As we approach Computer Science Education Week 2012 (CSEdWeek), Dec. 9 to Dec. 15, I have been taking stock of the things I have seen over the past several months. I believe that the state of K-12 computer science education is heading down a dangerous path.
A report released by the Association for Computing Machinery (ACM) and the Computer Science Teachers Association (CSTA) finds that only one-third of states in the United States have rigorous computer science education standards for high school, and most treat computer science courses as an elective (often in vocational technology) and not part of a student’s core education. This not only fails to encourage students to seek out opportunities in this rapidly growing field, it actively discourages students from taking a computer science academic track, since it is not offered or does not satisfy a graduation requirement.
Even interested, high-potential students are being kept out. I recently spoke with a young woman in Massachusetts, who, when asked if she planned to take the Advanced Placement Computer Science (APCS) course, said “I’m hoping my teacher will let me sit alone in a classroom and work on it by myself,” and that it wasn’t offered at her school or through their virtual school exchange. Nationwide only 7 percent of high schools offer the APCS course. This is a wake-up call. We are squandering a precious resource – our students.

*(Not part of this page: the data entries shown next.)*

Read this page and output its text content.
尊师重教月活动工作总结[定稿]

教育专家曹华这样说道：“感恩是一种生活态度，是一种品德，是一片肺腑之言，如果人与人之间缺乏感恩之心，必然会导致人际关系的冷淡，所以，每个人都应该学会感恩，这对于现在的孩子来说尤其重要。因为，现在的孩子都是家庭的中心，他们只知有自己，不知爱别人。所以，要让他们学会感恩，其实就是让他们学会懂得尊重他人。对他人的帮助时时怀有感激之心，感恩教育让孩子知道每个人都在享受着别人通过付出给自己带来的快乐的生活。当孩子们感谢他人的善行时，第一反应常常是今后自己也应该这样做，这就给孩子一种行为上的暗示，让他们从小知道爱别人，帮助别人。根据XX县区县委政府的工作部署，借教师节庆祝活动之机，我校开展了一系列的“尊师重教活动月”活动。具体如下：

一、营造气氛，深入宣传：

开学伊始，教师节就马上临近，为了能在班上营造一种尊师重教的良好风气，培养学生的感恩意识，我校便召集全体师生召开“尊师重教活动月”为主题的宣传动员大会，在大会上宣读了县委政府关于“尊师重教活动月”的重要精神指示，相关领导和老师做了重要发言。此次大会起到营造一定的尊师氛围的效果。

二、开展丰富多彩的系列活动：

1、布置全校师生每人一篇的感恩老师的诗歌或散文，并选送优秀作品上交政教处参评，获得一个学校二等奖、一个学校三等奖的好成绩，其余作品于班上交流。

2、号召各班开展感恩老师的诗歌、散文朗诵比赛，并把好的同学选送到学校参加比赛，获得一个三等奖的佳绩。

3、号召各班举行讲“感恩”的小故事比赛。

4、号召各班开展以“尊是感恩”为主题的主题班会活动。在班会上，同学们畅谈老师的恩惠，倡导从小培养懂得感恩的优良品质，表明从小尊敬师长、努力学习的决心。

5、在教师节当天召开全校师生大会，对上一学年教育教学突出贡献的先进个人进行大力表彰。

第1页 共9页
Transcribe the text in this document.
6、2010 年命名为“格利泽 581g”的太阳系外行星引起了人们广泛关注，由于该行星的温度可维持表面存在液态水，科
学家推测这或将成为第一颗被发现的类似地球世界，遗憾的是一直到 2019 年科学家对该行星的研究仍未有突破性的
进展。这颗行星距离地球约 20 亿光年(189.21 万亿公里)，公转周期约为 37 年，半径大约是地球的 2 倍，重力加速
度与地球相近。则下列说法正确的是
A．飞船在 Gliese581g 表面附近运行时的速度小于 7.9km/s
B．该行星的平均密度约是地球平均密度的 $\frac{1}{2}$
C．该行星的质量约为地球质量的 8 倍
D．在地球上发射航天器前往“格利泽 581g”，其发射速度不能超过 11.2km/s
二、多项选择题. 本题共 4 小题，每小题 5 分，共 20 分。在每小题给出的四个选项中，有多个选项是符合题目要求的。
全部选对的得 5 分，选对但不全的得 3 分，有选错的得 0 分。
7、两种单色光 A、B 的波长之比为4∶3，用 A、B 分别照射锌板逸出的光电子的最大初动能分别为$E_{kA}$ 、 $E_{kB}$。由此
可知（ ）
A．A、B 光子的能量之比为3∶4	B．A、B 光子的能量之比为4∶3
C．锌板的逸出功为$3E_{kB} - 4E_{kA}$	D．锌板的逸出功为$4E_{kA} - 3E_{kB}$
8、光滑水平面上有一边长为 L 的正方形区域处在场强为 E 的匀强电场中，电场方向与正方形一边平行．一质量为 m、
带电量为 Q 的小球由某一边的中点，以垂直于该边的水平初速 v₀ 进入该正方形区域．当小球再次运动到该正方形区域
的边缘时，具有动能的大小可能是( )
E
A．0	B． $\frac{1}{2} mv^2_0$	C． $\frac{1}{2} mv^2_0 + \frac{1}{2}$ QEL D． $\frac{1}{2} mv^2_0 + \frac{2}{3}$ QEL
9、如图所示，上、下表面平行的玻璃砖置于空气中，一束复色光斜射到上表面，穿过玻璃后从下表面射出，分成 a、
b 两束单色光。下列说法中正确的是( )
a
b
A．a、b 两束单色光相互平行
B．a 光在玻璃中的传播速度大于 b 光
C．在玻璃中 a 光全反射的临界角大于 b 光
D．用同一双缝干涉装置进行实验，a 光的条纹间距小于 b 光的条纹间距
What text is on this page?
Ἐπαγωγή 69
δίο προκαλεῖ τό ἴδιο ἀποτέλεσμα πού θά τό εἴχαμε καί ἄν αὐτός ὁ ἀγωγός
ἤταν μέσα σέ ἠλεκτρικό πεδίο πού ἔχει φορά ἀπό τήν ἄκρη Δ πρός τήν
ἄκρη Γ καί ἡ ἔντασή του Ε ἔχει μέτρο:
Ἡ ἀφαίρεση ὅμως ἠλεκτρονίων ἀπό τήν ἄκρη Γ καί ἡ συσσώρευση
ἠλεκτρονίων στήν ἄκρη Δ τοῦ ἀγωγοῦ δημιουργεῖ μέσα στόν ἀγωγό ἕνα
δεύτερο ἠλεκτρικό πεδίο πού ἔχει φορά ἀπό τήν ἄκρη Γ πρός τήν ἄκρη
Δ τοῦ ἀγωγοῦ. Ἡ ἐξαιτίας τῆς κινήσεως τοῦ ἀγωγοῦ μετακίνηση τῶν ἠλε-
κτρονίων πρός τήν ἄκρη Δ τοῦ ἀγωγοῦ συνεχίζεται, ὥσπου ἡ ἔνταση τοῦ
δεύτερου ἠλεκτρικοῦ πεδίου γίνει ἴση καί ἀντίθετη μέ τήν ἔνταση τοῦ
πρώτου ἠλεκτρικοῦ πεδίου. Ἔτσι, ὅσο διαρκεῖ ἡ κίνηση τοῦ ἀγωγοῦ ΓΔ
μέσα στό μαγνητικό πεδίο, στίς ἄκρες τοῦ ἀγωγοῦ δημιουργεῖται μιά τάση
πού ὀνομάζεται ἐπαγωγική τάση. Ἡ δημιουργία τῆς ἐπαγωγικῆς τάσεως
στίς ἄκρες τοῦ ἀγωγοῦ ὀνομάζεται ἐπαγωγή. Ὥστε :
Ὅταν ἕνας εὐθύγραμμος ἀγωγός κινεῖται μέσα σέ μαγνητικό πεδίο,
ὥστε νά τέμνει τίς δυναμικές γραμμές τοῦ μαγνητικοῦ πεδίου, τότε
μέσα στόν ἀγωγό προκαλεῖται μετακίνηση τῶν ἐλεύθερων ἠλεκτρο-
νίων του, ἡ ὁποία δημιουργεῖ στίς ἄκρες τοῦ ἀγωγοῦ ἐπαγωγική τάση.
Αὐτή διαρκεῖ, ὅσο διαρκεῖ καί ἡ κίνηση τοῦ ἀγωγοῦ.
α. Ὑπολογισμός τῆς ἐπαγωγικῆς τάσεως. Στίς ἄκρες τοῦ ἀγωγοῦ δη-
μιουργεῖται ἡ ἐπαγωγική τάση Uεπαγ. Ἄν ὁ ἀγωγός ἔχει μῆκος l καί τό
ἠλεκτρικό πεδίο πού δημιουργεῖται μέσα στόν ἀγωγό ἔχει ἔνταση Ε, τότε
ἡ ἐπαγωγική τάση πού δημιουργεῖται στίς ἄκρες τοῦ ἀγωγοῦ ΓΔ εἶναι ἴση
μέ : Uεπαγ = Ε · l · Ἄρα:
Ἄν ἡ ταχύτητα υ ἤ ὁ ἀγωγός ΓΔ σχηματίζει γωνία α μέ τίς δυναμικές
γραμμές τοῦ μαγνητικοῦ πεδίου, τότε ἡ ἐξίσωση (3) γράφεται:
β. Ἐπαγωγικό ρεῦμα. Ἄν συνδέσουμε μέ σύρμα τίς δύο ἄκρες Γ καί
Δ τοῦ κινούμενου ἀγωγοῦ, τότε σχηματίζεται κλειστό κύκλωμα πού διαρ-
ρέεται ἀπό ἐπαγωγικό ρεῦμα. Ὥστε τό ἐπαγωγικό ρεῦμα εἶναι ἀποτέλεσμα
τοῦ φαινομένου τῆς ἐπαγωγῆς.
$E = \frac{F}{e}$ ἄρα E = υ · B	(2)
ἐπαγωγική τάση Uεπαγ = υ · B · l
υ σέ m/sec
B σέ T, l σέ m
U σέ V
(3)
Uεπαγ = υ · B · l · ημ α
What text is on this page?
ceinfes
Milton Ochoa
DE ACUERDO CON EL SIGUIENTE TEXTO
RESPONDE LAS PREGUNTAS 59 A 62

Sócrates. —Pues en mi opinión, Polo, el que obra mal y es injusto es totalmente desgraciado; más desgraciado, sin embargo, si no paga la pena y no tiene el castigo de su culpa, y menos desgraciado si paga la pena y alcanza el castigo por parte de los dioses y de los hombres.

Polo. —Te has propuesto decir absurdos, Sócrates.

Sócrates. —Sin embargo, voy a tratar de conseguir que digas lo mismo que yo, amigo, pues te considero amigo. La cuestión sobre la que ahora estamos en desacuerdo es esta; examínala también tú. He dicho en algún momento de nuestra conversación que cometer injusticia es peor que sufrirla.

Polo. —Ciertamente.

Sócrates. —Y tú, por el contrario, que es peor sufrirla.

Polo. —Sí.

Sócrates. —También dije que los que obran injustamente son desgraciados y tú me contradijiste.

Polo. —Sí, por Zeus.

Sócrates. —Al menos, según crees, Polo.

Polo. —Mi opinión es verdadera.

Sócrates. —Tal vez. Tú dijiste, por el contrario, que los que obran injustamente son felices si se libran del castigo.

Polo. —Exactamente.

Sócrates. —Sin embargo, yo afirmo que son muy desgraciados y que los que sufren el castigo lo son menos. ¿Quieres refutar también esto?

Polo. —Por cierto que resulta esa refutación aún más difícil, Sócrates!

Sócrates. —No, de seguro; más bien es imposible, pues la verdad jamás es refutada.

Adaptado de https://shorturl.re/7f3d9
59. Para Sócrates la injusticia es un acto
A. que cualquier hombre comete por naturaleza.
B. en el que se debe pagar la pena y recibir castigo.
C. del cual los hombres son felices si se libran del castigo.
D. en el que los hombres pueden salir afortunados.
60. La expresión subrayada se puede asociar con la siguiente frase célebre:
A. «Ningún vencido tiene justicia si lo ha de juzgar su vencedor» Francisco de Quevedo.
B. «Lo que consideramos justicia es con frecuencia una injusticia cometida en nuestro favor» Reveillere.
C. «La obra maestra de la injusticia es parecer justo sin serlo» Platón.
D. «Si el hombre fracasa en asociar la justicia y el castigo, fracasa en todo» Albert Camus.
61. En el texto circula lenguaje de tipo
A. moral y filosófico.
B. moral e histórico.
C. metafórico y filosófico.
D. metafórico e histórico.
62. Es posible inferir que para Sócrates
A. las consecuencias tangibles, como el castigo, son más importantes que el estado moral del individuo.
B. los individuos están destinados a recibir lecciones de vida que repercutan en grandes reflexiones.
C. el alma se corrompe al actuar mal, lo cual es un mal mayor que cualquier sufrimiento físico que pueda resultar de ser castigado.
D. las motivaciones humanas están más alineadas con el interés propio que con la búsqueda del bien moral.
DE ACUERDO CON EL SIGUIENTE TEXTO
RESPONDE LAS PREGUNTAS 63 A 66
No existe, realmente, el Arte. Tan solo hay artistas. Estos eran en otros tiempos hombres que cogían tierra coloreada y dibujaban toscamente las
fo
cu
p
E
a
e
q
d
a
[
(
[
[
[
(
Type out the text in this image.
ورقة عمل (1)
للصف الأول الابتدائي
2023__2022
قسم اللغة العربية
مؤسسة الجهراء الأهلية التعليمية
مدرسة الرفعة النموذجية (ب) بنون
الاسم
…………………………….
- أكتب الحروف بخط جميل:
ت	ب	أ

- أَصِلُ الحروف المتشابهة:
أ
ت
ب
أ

CSEdWeek is a call to action to raise awareness about the importance of computer science education and its connection to careers in computing and many other fields. Getting involved is easy. The first step is to voice your support by taking the pledge. Next, do something. It can be as simple as writing to your local superintendent to express your concern about the issue or as big as organizing a public event. Wondering where to start and how to plan it? CSEdWeek has a toolkit to help you organize an event that fits your needs.
And new this year, we will be holding the first global Twitter Conversation. I hope you will consider joining us at 6 p.m. ET on Dec. 11 for this important conversation. Just follow and use the #csedweek hashtag.
We are seeing some pockets of hope in places like Massachusetts and Georgia, having just received a National Science Foundation grant to build on their successful work in drawing more women and under-represented minority students to study computer science. In addition, Chicago is working to improve and expand computer science education at the high school level throughout the Chicago Public Schools system and its Taste of Computing project. And Microsoft’s National Talent Strategy seeks to broaden access to high school computer science courses and address the shortage of individuals with the skills needed to fill the new jobs the private sector is creating.